Did you know you know that record labels used to release special commentary tracks to play along with 45s, much like the ones available on your modern DVDs? It’s true! This holiday season, Scratchbomb has transcribed some Yuletide examples of this bygone format and presents them to you now for your reading pleasure. Today, the commentary track for “Santa Claus Is Coming to Town.”
HAROLD STERLING, CIA STATION CHIEF: In 1951, I was tapped to head the MK-KLAUS program. This program was coded at security level 4-7A, which meant that if President Truman had even asked me about it, I was authorized to shoot him.
The main purpose of the project was to construct a Christmas song that could combat the insidious communistic influence found in holiday fare like “Rudolph the Red-Nosed Reindeer.” Several top songwriters were conscripted into the Agency, given high level security clearances, and instructed to produce a Christmas carol that could subliminally combat Soviet propaganda. This wasn’t the first time we’d done something like this. During World War II, the OSS parachuted Cole Porter behind enemy lines, where he was instructed to charm the Nazis into surrender with his sophisticated songsmithery.
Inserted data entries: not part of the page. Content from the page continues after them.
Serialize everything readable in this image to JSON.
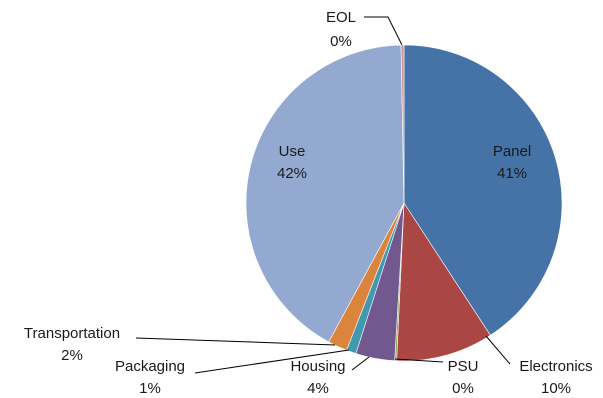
{
  "chart_data": {
    "type": "pie",
    "title": "",
    "slices": [
      {
        "name": "Panel",
        "value": 41,
        "label": "41%",
        "color": "#4572A7"
      },
      {
        "name": "Electronics",
        "value": 10,
        "label": "10%",
        "color": "#AA4643"
      },
      {
        "name": "PSU",
        "value": 0.2,
        "label": "0%",
        "color": "#89A54E"
      },
      {
        "name": "Housing",
        "value": 4,
        "label": "4%",
        "color": "#71588F"
      },
      {
        "name": "Packaging",
        "value": 1,
        "label": "1%",
        "color": "#4198AF"
      },
      {
        "name": "Transportation",
        "value": 2,
        "label": "2%",
        "color": "#DB843D"
      },
      {
        "name": "Use",
        "value": 42,
        "label": "42%",
        "color": "#93A9CF"
      },
      {
        "name": "EOL",
        "value": 0.3,
        "label": "0%",
        "color": "#D19392"
      }
    ],
    "start_angle_deg": 0,
    "direction": "clockwise",
    "legend": "none"
  }
}
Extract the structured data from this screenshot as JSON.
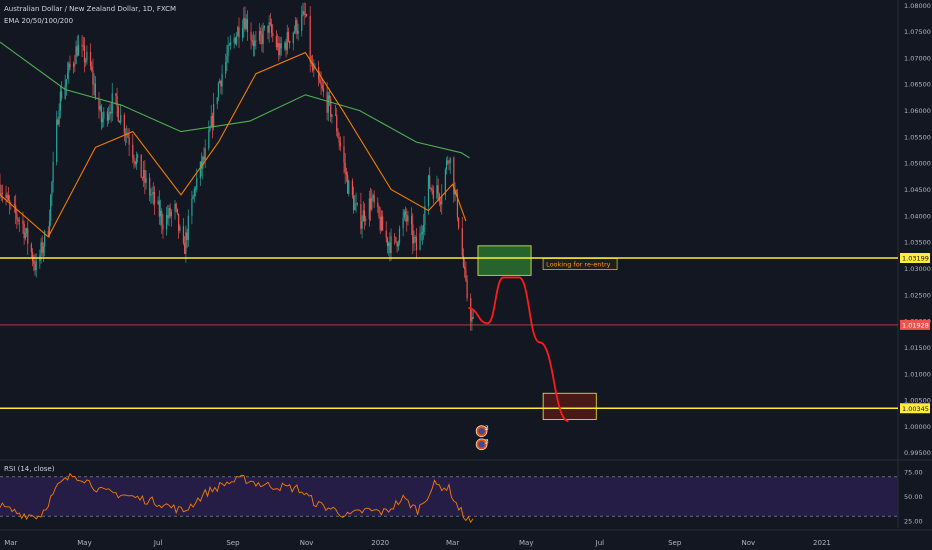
{
  "header": {
    "symbol_title": "Australian Dollar / New Zealand Dollar, 1D, FXCM",
    "indicator_label": "EMA 20/50/100/200",
    "rsi_label": "RSI (14, close)"
  },
  "colors": {
    "background": "#131722",
    "up": "#26a69a",
    "down": "#ef5350",
    "ema_fast": "#f57c00",
    "ema_slow": "#4caf50",
    "level_line": "#ffeb3b",
    "current_price": "#ef5350",
    "rsi_line": "#f57c00",
    "rsi_band": "#2a1f4d",
    "projection": "#ff1a1a",
    "reentry_zone": "#2e7d32",
    "target_zone": "#5b1a1a"
  },
  "annotation": {
    "reentry_label": "Looking for re-entry"
  },
  "chart_data": [
    {
      "type": "candlestick",
      "title": "Australian Dollar / New Zealand Dollar, 1D, FXCM",
      "y_axis_side": "right",
      "ylim": [
        0.994,
        1.081
      ],
      "y_ticks": [
        "1.08000",
        "1.07500",
        "1.07000",
        "1.06500",
        "1.06000",
        "1.05500",
        "1.05000",
        "1.04500",
        "1.04000",
        "1.03500",
        "1.03000",
        "1.02500",
        "1.02000",
        "1.01500",
        "1.01000",
        "1.00500",
        "1.00000",
        "0.99500"
      ],
      "x_labels": [
        "Mar",
        "May",
        "Jul",
        "Sep",
        "Nov",
        "2020",
        "Mar",
        "May",
        "Jul",
        "Sep",
        "Nov",
        "2021"
      ],
      "x_range": [
        "2019-02-20",
        "2021-03-05"
      ],
      "price_path": [
        [
          "2019-02-20",
          1.046
        ],
        [
          "2019-03-01",
          1.041
        ],
        [
          "2019-03-10",
          1.039
        ],
        [
          "2019-03-22",
          1.03
        ],
        [
          "2019-04-01",
          1.038
        ],
        [
          "2019-04-10",
          1.062
        ],
        [
          "2019-04-25",
          1.072
        ],
        [
          "2019-05-05",
          1.069
        ],
        [
          "2019-05-15",
          1.058
        ],
        [
          "2019-05-25",
          1.062
        ],
        [
          "2019-06-05",
          1.056
        ],
        [
          "2019-06-15",
          1.049
        ],
        [
          "2019-06-25",
          1.044
        ],
        [
          "2019-07-05",
          1.039
        ],
        [
          "2019-07-15",
          1.041
        ],
        [
          "2019-07-22",
          1.033
        ],
        [
          "2019-08-01",
          1.046
        ],
        [
          "2019-08-10",
          1.052
        ],
        [
          "2019-08-20",
          1.065
        ],
        [
          "2019-08-30",
          1.072
        ],
        [
          "2019-09-10",
          1.078
        ],
        [
          "2019-09-20",
          1.072
        ],
        [
          "2019-09-30",
          1.076
        ],
        [
          "2019-10-10",
          1.071
        ],
        [
          "2019-10-20",
          1.075
        ],
        [
          "2019-10-31",
          1.078
        ],
        [
          "2019-11-05",
          1.068
        ],
        [
          "2019-11-15",
          1.063
        ],
        [
          "2019-11-25",
          1.058
        ],
        [
          "2019-12-05",
          1.046
        ],
        [
          "2019-12-15",
          1.039
        ],
        [
          "2019-12-25",
          1.043
        ],
        [
          "2020-01-05",
          1.036
        ],
        [
          "2020-01-12",
          1.034
        ],
        [
          "2020-01-22",
          1.04
        ],
        [
          "2020-02-01",
          1.033
        ],
        [
          "2020-02-10",
          1.046
        ],
        [
          "2020-02-20",
          1.044
        ],
        [
          "2020-02-27",
          1.052
        ],
        [
          "2020-03-05",
          1.041
        ],
        [
          "2020-03-12",
          1.026
        ],
        [
          "2020-03-18",
          1.019
        ]
      ],
      "ema_fast": [
        [
          "2019-02-20",
          1.044
        ],
        [
          "2019-04-01",
          1.036
        ],
        [
          "2019-05-10",
          1.053
        ],
        [
          "2019-06-10",
          1.056
        ],
        [
          "2019-07-20",
          1.044
        ],
        [
          "2019-08-20",
          1.054
        ],
        [
          "2019-09-20",
          1.067
        ],
        [
          "2019-10-31",
          1.071
        ],
        [
          "2019-12-01",
          1.06
        ],
        [
          "2020-01-10",
          1.045
        ],
        [
          "2020-02-10",
          1.041
        ],
        [
          "2020-03-01",
          1.046
        ],
        [
          "2020-03-12",
          1.039
        ]
      ],
      "ema_slow": [
        [
          "2019-02-20",
          1.073
        ],
        [
          "2019-04-15",
          1.064
        ],
        [
          "2019-06-01",
          1.061
        ],
        [
          "2019-07-20",
          1.056
        ],
        [
          "2019-09-15",
          1.058
        ],
        [
          "2019-10-31",
          1.063
        ],
        [
          "2019-12-15",
          1.06
        ],
        [
          "2020-01-31",
          1.054
        ],
        [
          "2020-03-08",
          1.052
        ],
        [
          "2020-03-15",
          1.051
        ]
      ],
      "horizontal_levels": [
        {
          "value": 1.03199,
          "label": "1.03199"
        },
        {
          "value": 1.00345,
          "label": "1.00345"
        }
      ],
      "current_price": {
        "value": 1.01928,
        "label": "1.01928"
      },
      "zones": [
        {
          "name": "reentry-zone",
          "x": [
            "2020-03-22",
            "2020-05-05"
          ],
          "y": [
            1.0287,
            1.0343
          ]
        },
        {
          "name": "target-zone",
          "x": [
            "2020-05-15",
            "2020-06-28"
          ],
          "y": [
            1.0013,
            1.0063
          ]
        }
      ],
      "projection_path": [
        [
          "2020-03-14",
          1.0225
        ],
        [
          "2020-03-30",
          1.0196
        ],
        [
          "2020-04-12",
          1.0283
        ],
        [
          "2020-04-25",
          1.0283
        ],
        [
          "2020-05-12",
          1.016
        ],
        [
          "2020-06-05",
          1.001
        ]
      ],
      "event_markers": [
        {
          "date": "2020-03-25",
          "value": 0.9991,
          "label": "3"
        },
        {
          "date": "2020-03-25",
          "value": 0.9966,
          "label": "3"
        }
      ]
    },
    {
      "type": "line",
      "title": "RSI (14, close)",
      "ylim": [
        18,
        85
      ],
      "y_ticks": [
        "75.00",
        "50.00",
        "25.00"
      ],
      "bands": [
        30,
        70
      ],
      "series": [
        {
          "values": [
            [
              "2019-02-20",
              40
            ],
            [
              "2019-03-10",
              32
            ],
            [
              "2019-03-25",
              30
            ],
            [
              "2019-04-10",
              62
            ],
            [
              "2019-04-22",
              72
            ],
            [
              "2019-05-01",
              68
            ],
            [
              "2019-05-15",
              55
            ],
            [
              "2019-06-01",
              52
            ],
            [
              "2019-06-15",
              48
            ],
            [
              "2019-07-01",
              44
            ],
            [
              "2019-07-22",
              35
            ],
            [
              "2019-08-10",
              54
            ],
            [
              "2019-08-25",
              63
            ],
            [
              "2019-09-10",
              68
            ],
            [
              "2019-09-25",
              62
            ],
            [
              "2019-10-10",
              60
            ],
            [
              "2019-10-25",
              58
            ],
            [
              "2019-11-10",
              42
            ],
            [
              "2019-11-25",
              36
            ],
            [
              "2019-12-05",
              30
            ],
            [
              "2019-12-20",
              36
            ],
            [
              "2020-01-05",
              34
            ],
            [
              "2020-01-20",
              48
            ],
            [
              "2020-02-01",
              36
            ],
            [
              "2020-02-15",
              62
            ],
            [
              "2020-02-27",
              58
            ],
            [
              "2020-03-05",
              40
            ],
            [
              "2020-03-12",
              28
            ],
            [
              "2020-03-18",
              23
            ]
          ]
        }
      ]
    }
  ]
}
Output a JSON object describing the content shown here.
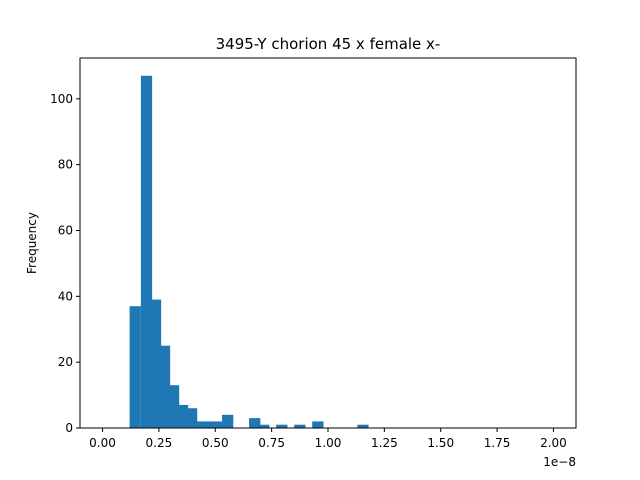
{
  "chart_data": {
    "type": "bar",
    "title": "3495-Y chorion 45 x female x-",
    "xlabel": "",
    "ylabel": "Frequency",
    "x_offset_label": "1e−8",
    "xlim": [
      -0.1,
      2.1
    ],
    "ylim": [
      0,
      112.4
    ],
    "grid": false,
    "legend": "none",
    "color": "#1f77b4",
    "bin_width": 0.05,
    "bins": [
      {
        "x0": 0.12,
        "value": 37
      },
      {
        "x0": 0.17,
        "value": 107
      },
      {
        "x0": 0.21,
        "value": 39
      },
      {
        "x0": 0.25,
        "value": 25
      },
      {
        "x0": 0.29,
        "value": 13
      },
      {
        "x0": 0.33,
        "value": 7
      },
      {
        "x0": 0.37,
        "value": 6
      },
      {
        "x0": 0.41,
        "value": 2
      },
      {
        "x0": 0.45,
        "value": 2
      },
      {
        "x0": 0.49,
        "value": 2
      },
      {
        "x0": 0.53,
        "value": 4
      },
      {
        "x0": 0.57,
        "value": 0
      },
      {
        "x0": 0.61,
        "value": 0
      },
      {
        "x0": 0.65,
        "value": 3
      },
      {
        "x0": 0.69,
        "value": 1
      },
      {
        "x0": 0.73,
        "value": 0
      },
      {
        "x0": 0.77,
        "value": 1
      },
      {
        "x0": 0.81,
        "value": 0
      },
      {
        "x0": 0.85,
        "value": 1
      },
      {
        "x0": 0.89,
        "value": 0
      },
      {
        "x0": 0.93,
        "value": 2
      },
      {
        "x0": 0.97,
        "value": 0
      },
      {
        "x0": 1.01,
        "value": 0
      },
      {
        "x0": 1.05,
        "value": 0
      },
      {
        "x0": 1.09,
        "value": 0
      },
      {
        "x0": 1.13,
        "value": 1
      }
    ],
    "x_ticks": [
      {
        "value": 0.0,
        "label": "0.00"
      },
      {
        "value": 0.25,
        "label": "0.25"
      },
      {
        "value": 0.5,
        "label": "0.50"
      },
      {
        "value": 0.75,
        "label": "0.75"
      },
      {
        "value": 1.0,
        "label": "1.00"
      },
      {
        "value": 1.25,
        "label": "1.25"
      },
      {
        "value": 1.5,
        "label": "1.50"
      },
      {
        "value": 1.75,
        "label": "1.75"
      },
      {
        "value": 2.0,
        "label": "2.00"
      }
    ],
    "y_ticks": [
      {
        "value": 0,
        "label": "0"
      },
      {
        "value": 20,
        "label": "20"
      },
      {
        "value": 40,
        "label": "40"
      },
      {
        "value": 60,
        "label": "60"
      },
      {
        "value": 80,
        "label": "80"
      },
      {
        "value": 100,
        "label": "100"
      }
    ]
  }
}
We took the songwriters and holed them up in a bunker several miles below an undisclosed location in the New Mexico desert. Several days in, however, it became apparent that they were not accustomed to working in such an austere environment. So we relocated them to a New York studio, armed with an upright piano and a stockpile of gin and Lucky Strikes. Cyanide pills were distributed in case the boys at the shoeshine stand got too nosy.
The songwriters grew much more productive here, but several had to be dismissed when it was discovered they’d ignored the purpose of the project and written the complete score to “The King and I” instead. In early October, a suitable song was finally produced. The song speaks of a tyrannical, omnipresent man in red who knows what you are doing at all times, even when you are sleeping, and warns you to watch out for his arrival.
The song was piped through the vents of unsuspecting department stores to gauge an organic response from the general populace. The results were astonishing–shoppers breaking out into spontaneous fits of whistling, foot tapping, and general Yuletide merriment. This experiment led us to release it into the holiday environment as an airborne contaminant, where it remains to this day.
The song was later used as a trigger device for a highly trained assassin, who was hypnotized into such a state where he was not aware of his own abilities, but would become “activated” again once he heard the song. The plan backfired while he was on assignment in Guatemala and heard a local folk tune that resembled the trigger song, then mistakenly sniped the enormous stone figures at a Mayan temple.
MK-KLAUS was slowly phased out after that unfortunate incident, though some of its principle figures were later assembled to compose a Cuban jazz riff that could make Castro’s beard fall out.